Conjugate Forced Convection In A Channel: Half Domain And Constant Temperature Boundary

Problem Definition:

Problem configuration is shown in the Fig. 1.1, velocity inlet is parabolic and channel walls are at constant temperature 1 and at the walls no slip boundary condition is applied. The problem is symmetric so we can solve the half channel for the solution. For the solution, half channel is taken and computational domain is divided into small subdomains. The computational mesh consist of 100×20 subdomains in the fluid region and 100×10 subdomains in the solid region with clustering near the interface as shown in the Fig. 1.2. The inlet velocity is u = 6(1.5 − y)(y − 0.5). For the solution of the problem, the parameter taken as Pe = 50 and conductivity ratio (K) is 1. Mean velocity 1 and channel height is used for the calculation of Pe number.





Figure 1.1: Sketch of the conjugate forced convection problem



Figure 1.2: Meshing of computational domain.


Isotherms are shown in the Fig. 1.3 it shows that how the variation of temperature is taking place in the solid and fluid region. The isotherms are smooth in the solid and fluid region but at the interface, there is little discontinuity it is due to the convection in the fluid region and also due to the interpolation of temperature at the interface.

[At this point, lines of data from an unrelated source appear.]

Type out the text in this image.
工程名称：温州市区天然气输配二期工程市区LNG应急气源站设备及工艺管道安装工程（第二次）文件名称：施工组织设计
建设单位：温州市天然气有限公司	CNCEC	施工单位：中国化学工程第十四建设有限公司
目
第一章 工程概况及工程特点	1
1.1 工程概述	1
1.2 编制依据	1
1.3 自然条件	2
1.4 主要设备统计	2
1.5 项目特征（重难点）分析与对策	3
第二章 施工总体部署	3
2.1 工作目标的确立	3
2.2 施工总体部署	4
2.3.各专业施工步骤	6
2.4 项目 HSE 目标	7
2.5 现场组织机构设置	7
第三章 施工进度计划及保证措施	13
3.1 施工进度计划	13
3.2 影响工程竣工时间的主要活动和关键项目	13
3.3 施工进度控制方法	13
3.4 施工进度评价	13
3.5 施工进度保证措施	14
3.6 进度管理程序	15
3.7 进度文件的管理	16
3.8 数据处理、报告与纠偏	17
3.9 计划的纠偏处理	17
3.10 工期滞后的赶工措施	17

In Fig. 1.4 the comparison of interface temperature with the Hribersek and Kuhn [1] and it is found that it is matching. There is a very small gap in tem- perature this is due to the different schemes used, they have used boundary de- composition method for the solution.



Figure 1.3: Isotherms

Figure 1.4: Temperature variation along the interface


[1] Hribersek M. and Kuhn G. (2000) ‘Conjugate heat transfer by boundary-domain integral method’, Engineering Analysis with Boundary Elements,vol. 24, pp. 297–305.